D. Instant Motion to Prevent the Deposition of Loren Naiman
It appears that if the deposition of a PMK goes forward, that person will necessarily be Loren Naiman. To the extent this court is correct—that Naiman and the PMK are the same person—this motion is effectively MOOT.
Simply put, this Court will permit the deposition of Naiman (and only Naiman) to go forward consistent with the above restrictions—whether that be in his individual capacity or as Defendant’s PMK.
E. Sanctions
Under CCP 2025.420(h), “the court shall impose a monetary sanction…against any party, person, or attorney who unsuccessfully makes or opposes a motion for a protective order, unless it finds that the one subject to the sanction acted with substantial justification or that other circumstances make the imposition of the sanction unjust.”
Finding both parties acted with substantial justification, the court declines to award monetary sanctions.
IT IS SO ORDERED.
Moving parties to give notice, unless waived.
Dated: August 11, 2022 ___________________________________
Randolph M. Hammock
Judge of the Superior Court
Any party may submit on the tentative ruling by contacting the courtroom via email at Smcdept49@lacourt.org by no later than 4:00 p.m. the day before the hearing.
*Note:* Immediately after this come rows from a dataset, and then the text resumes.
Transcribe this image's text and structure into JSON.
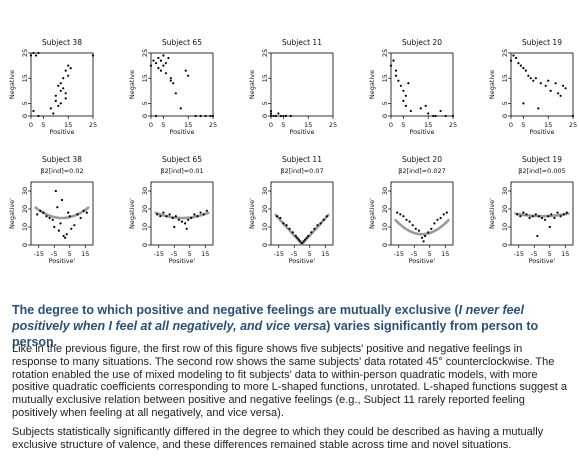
{
  "chart_data": [
    {
      "type": "scatter",
      "title": "Subject 38",
      "xlabel": "Positive",
      "ylabel": "Negative",
      "xlim": [
        0,
        25
      ],
      "ylim": [
        0,
        25
      ],
      "x": [
        0,
        1,
        2,
        3,
        8,
        10,
        10,
        11,
        12,
        12,
        13,
        13,
        14,
        14,
        15,
        15,
        16,
        25,
        1,
        3,
        9,
        11,
        12,
        14
      ],
      "y": [
        24,
        25,
        24,
        25,
        3,
        6,
        8,
        12,
        10,
        13,
        11,
        15,
        9,
        18,
        16,
        20,
        19,
        24,
        2,
        0,
        1,
        4,
        5,
        7
      ]
    },
    {
      "type": "scatter",
      "title": "Subject 65",
      "xlabel": "Positive",
      "ylabel": "Negative",
      "xlim": [
        0,
        25
      ],
      "ylim": [
        0,
        25
      ],
      "x": [
        0,
        1,
        2,
        3,
        3,
        4,
        4,
        5,
        5,
        6,
        6,
        7,
        8,
        9,
        10,
        12,
        14,
        18,
        20,
        22,
        25,
        2,
        8,
        15,
        24
      ],
      "y": [
        20,
        22,
        21,
        23,
        19,
        22,
        18,
        24,
        20,
        21,
        17,
        23,
        15,
        13,
        9,
        3,
        18,
        0,
        0,
        0,
        0,
        0,
        14,
        16,
        0
      ]
    },
    {
      "type": "scatter",
      "title": "Subject 11",
      "xlabel": "Positive",
      "ylabel": "Negative",
      "xlim": [
        0,
        25
      ],
      "ylim": [
        0,
        25
      ],
      "x": [
        0,
        0,
        0,
        1,
        2,
        3,
        4,
        5,
        6,
        8
      ],
      "y": [
        0,
        1,
        2,
        0,
        0,
        1,
        0,
        0,
        0,
        0
      ]
    },
    {
      "type": "scatter",
      "title": "Subject 20",
      "xlabel": "Positive",
      "ylabel": "Negative",
      "xlim": [
        0,
        25
      ],
      "ylim": [
        0,
        25
      ],
      "x": [
        0,
        1,
        2,
        2,
        3,
        4,
        5,
        5,
        6,
        6,
        7,
        8,
        12,
        14,
        15,
        17,
        18,
        20,
        22,
        25
      ],
      "y": [
        20,
        22,
        18,
        16,
        14,
        12,
        10,
        6,
        8,
        4,
        13,
        2,
        3,
        4,
        1,
        0,
        0,
        2,
        0,
        0
      ]
    },
    {
      "type": "scatter",
      "title": "Subject 19",
      "xlabel": "Positive",
      "ylabel": "Negative",
      "xlim": [
        0,
        25
      ],
      "ylim": [
        0,
        25
      ],
      "x": [
        0,
        1,
        2,
        3,
        4,
        5,
        6,
        7,
        8,
        9,
        10,
        12,
        14,
        15,
        16,
        18,
        19,
        20,
        21,
        22,
        25,
        5,
        11
      ],
      "y": [
        22,
        24,
        23,
        21,
        20,
        19,
        18,
        16,
        15,
        14,
        15,
        13,
        12,
        14,
        10,
        13,
        9,
        8,
        12,
        11,
        0,
        5,
        3
      ]
    },
    {
      "type": "scatter",
      "title": "Subject 38",
      "subtitle": "β2[ind]=0.02",
      "xlabel": "Positive'",
      "ylabel": "Negative'",
      "xlim": [
        -20,
        20
      ],
      "ylim": [
        0,
        35
      ],
      "x": [
        -16,
        -14,
        -12,
        -10,
        -8,
        -6,
        -5,
        -4,
        -3,
        -2,
        -1,
        0,
        1,
        2,
        3,
        4,
        5,
        6,
        8,
        10,
        12,
        14,
        16
      ],
      "y": [
        17,
        19,
        18,
        16,
        15,
        14,
        10,
        30,
        21,
        8,
        12,
        25,
        5,
        4,
        6,
        18,
        16,
        9,
        11,
        17,
        15,
        19,
        18
      ]
    },
    {
      "type": "scatter",
      "title": "Subject 65",
      "subtitle": "β2[ind]=0.01",
      "xlabel": "Positive'",
      "ylabel": "Negative'",
      "xlim": [
        -20,
        20
      ],
      "ylim": [
        0,
        35
      ],
      "x": [
        -16,
        -14,
        -12,
        -10,
        -8,
        -6,
        -4,
        -2,
        0,
        2,
        4,
        6,
        8,
        10,
        12,
        14,
        16,
        -5,
        3
      ],
      "y": [
        17,
        16,
        18,
        16,
        17,
        15,
        16,
        14,
        13,
        12,
        14,
        15,
        17,
        16,
        18,
        17,
        19,
        10,
        9
      ]
    },
    {
      "type": "scatter",
      "title": "Subject 11",
      "subtitle": "β2[ind]=0.07",
      "xlabel": "Positive'",
      "ylabel": "Negative'",
      "xlim": [
        -20,
        20
      ],
      "ylim": [
        0,
        35
      ],
      "x": [
        -16,
        -14,
        -12,
        -10,
        -8,
        -6,
        -4,
        -3,
        -2,
        -1,
        0,
        1,
        2,
        3,
        4,
        6,
        8,
        10,
        12,
        14,
        16
      ],
      "y": [
        16,
        15,
        12,
        11,
        9,
        7,
        5,
        4,
        3,
        2,
        1,
        2,
        3,
        4,
        5,
        7,
        9,
        11,
        12,
        14,
        16
      ]
    },
    {
      "type": "scatter",
      "title": "Subject 20",
      "subtitle": "β2[ind]=0.027",
      "xlabel": "Positive'",
      "ylabel": "Negative'",
      "xlim": [
        -20,
        20
      ],
      "ylim": [
        0,
        35
      ],
      "x": [
        -16,
        -14,
        -12,
        -10,
        -8,
        -6,
        -4,
        -2,
        0,
        1,
        2,
        4,
        6,
        8,
        10,
        12,
        14,
        16
      ],
      "y": [
        18,
        17,
        16,
        14,
        13,
        11,
        9,
        8,
        4,
        2,
        5,
        7,
        9,
        12,
        14,
        15,
        17,
        18
      ]
    },
    {
      "type": "scatter",
      "title": "Subject 19",
      "subtitle": "β2[ind]=0.005",
      "xlabel": "Positive'",
      "ylabel": "Negative'",
      "xlim": [
        -20,
        20
      ],
      "ylim": [
        0,
        35
      ],
      "x": [
        -16,
        -14,
        -12,
        -10,
        -8,
        -6,
        -4,
        -2,
        0,
        2,
        4,
        6,
        8,
        10,
        12,
        14,
        16,
        -3,
        5
      ],
      "y": [
        17,
        16,
        18,
        17,
        15,
        16,
        17,
        16,
        15,
        14,
        16,
        17,
        15,
        18,
        16,
        17,
        18,
        5,
        10
      ]
    }
  ],
  "axes": {
    "top_x_ticks": [
      "0",
      "5",
      "15",
      "25"
    ],
    "top_y_ticks": [
      "0",
      "5",
      "15",
      "25"
    ],
    "bottom_x_ticks": [
      "-15",
      "-5",
      "5",
      "15"
    ],
    "bottom_y_ticks": [
      "0",
      "10",
      "20",
      "30"
    ]
  },
  "text": {
    "headline_a": "The degree to which positive and negative feelings are mutually exclusive (",
    "headline_b": "I never feel positively when I feel at all negatively, and vice versa",
    "headline_c": ") varies significantly from person to person.",
    "para1": "Like in the previous figure, the first row of this figure shows five subjects' positive and negative feelings in response to many situations. The second row shows the same subjects' data rotated 45° counterclockwise. The rotation enabled the use of mixed modeling to fit subjects' data to within-person quadratic models, with more positive quadratic coefficients corresponding to more L-shaped functions, unrotated. L-shaped functions suggest a mutually exclusive relation between positive and negative feelings (e.g., Subject 11 rarely reported feeling positively when feeling at all negatively, and vice versa).",
    "para2": "Subjects statistically significantly differed in the degree to which they could be described as having a mutually exclusive structure of valence, and these differences remained stable across time and novel situations."
  },
  "colors": {
    "headline": "#2b4f78",
    "curve": "#9a9a9a",
    "points": "#000000"
  }
}
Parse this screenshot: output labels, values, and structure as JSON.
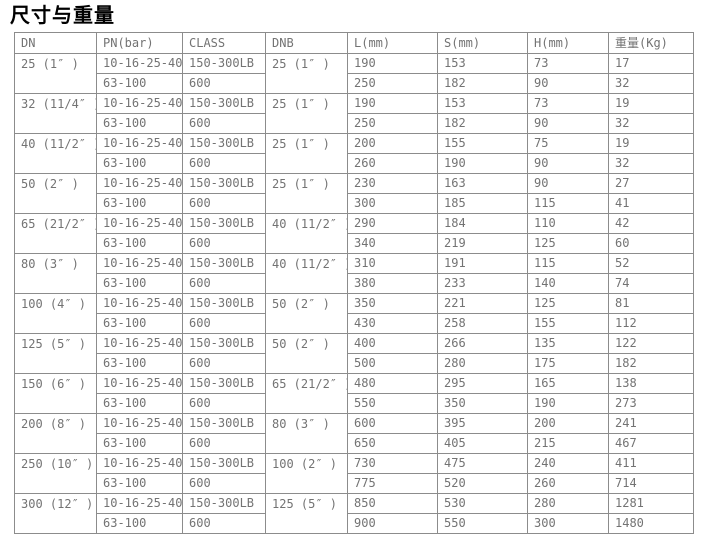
{
  "title": "尺寸与重量",
  "colors": {
    "text": "#737373",
    "border": "#8c8c8c",
    "title": "#000000",
    "background": "#ffffff"
  },
  "table": {
    "headers": [
      "DN",
      "PN(bar)",
      "CLASS",
      "DNB",
      "L(mm)",
      "S(mm)",
      "H(mm)",
      "重量(Kg)"
    ],
    "groups": [
      {
        "dn": "25 (1″ )",
        "dnb": "25 (1″ )",
        "rows": [
          {
            "pn": "10-16-25-40",
            "class": "150-300LB",
            "l": "190",
            "s": "153",
            "h": "73",
            "weight": "17"
          },
          {
            "pn": "63-100",
            "class": "600",
            "l": "250",
            "s": "182",
            "h": "90",
            "weight": "32"
          }
        ]
      },
      {
        "dn": "32 (11/4″ )",
        "dnb": "25 (1″ )",
        "rows": [
          {
            "pn": "10-16-25-40",
            "class": "150-300LB",
            "l": "190",
            "s": "153",
            "h": "73",
            "weight": "19"
          },
          {
            "pn": "63-100",
            "class": "600",
            "l": "250",
            "s": "182",
            "h": "90",
            "weight": "32"
          }
        ]
      },
      {
        "dn": "40 (11/2″ )",
        "dnb": "25 (1″ )",
        "rows": [
          {
            "pn": "10-16-25-40",
            "class": "150-300LB",
            "l": "200",
            "s": "155",
            "h": "75",
            "weight": "19"
          },
          {
            "pn": "63-100",
            "class": "600",
            "l": "260",
            "s": "190",
            "h": "90",
            "weight": "32"
          }
        ]
      },
      {
        "dn": "50 (2″ )",
        "dnb": "25 (1″ )",
        "rows": [
          {
            "pn": "10-16-25-40",
            "class": "150-300LB",
            "l": "230",
            "s": "163",
            "h": "90",
            "weight": "27"
          },
          {
            "pn": "63-100",
            "class": "600",
            "l": "300",
            "s": "185",
            "h": "115",
            "weight": "41"
          }
        ]
      },
      {
        "dn": "65 (21/2″ )",
        "dnb": "40 (11/2″ )",
        "rows": [
          {
            "pn": "10-16-25-40",
            "class": "150-300LB",
            "l": "290",
            "s": "184",
            "h": "110",
            "weight": "42"
          },
          {
            "pn": "63-100",
            "class": "600",
            "l": "340",
            "s": "219",
            "h": "125",
            "weight": "60"
          }
        ]
      },
      {
        "dn": "80 (3″ )",
        "dnb": "40 (11/2″ )",
        "rows": [
          {
            "pn": "10-16-25-40",
            "class": "150-300LB",
            "l": "310",
            "s": "191",
            "h": "115",
            "weight": "52"
          },
          {
            "pn": "63-100",
            "class": "600",
            "l": "380",
            "s": "233",
            "h": "140",
            "weight": "74"
          }
        ]
      },
      {
        "dn": "100 (4″ )",
        "dnb": "50 (2″ )",
        "rows": [
          {
            "pn": "10-16-25-40",
            "class": "150-300LB",
            "l": "350",
            "s": "221",
            "h": "125",
            "weight": "81"
          },
          {
            "pn": "63-100",
            "class": "600",
            "l": "430",
            "s": "258",
            "h": "155",
            "weight": "112"
          }
        ]
      },
      {
        "dn": "125 (5″ )",
        "dnb": "50 (2″ )",
        "rows": [
          {
            "pn": "10-16-25-40",
            "class": "150-300LB",
            "l": "400",
            "s": "266",
            "h": "135",
            "weight": "122"
          },
          {
            "pn": "63-100",
            "class": "600",
            "l": "500",
            "s": "280",
            "h": "175",
            "weight": "182"
          }
        ]
      },
      {
        "dn": "150 (6″ )",
        "dnb": "65 (21/2″ )",
        "rows": [
          {
            "pn": "10-16-25-40",
            "class": "150-300LB",
            "l": "480",
            "s": "295",
            "h": "165",
            "weight": "138"
          },
          {
            "pn": "63-100",
            "class": "600",
            "l": "550",
            "s": "350",
            "h": "190",
            "weight": "273"
          }
        ]
      },
      {
        "dn": "200 (8″ )",
        "dnb": "80 (3″ )",
        "rows": [
          {
            "pn": "10-16-25-40",
            "class": "150-300LB",
            "l": "600",
            "s": "395",
            "h": "200",
            "weight": "241"
          },
          {
            "pn": "63-100",
            "class": "600",
            "l": "650",
            "s": "405",
            "h": "215",
            "weight": "467"
          }
        ]
      },
      {
        "dn": "250 (10″ )",
        "dnb": "100 (2″ )",
        "rows": [
          {
            "pn": "10-16-25-40",
            "class": "150-300LB",
            "l": "730",
            "s": "475",
            "h": "240",
            "weight": "411"
          },
          {
            "pn": "63-100",
            "class": "600",
            "l": "775",
            "s": "520",
            "h": "260",
            "weight": "714"
          }
        ]
      },
      {
        "dn": "300 (12″ )",
        "dnb": "125 (5″ )",
        "rows": [
          {
            "pn": "10-16-25-40",
            "class": "150-300LB",
            "l": "850",
            "s": "530",
            "h": "280",
            "weight": "1281"
          },
          {
            "pn": "63-100",
            "class": "600",
            "l": "900",
            "s": "550",
            "h": "300",
            "weight": "1480"
          }
        ]
      }
    ]
  }
}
All interested parties must be copied on the email. It should be noted that if you submit on a tentative ruling the court will still conduct a hearing if any party appears. By submitting on the tentative you have, in essence, waived your right to be present at the hearing, and you should be aware that the court may not adopt the tentative, and may issue an order which modifies the tentative ruling in whole or in part.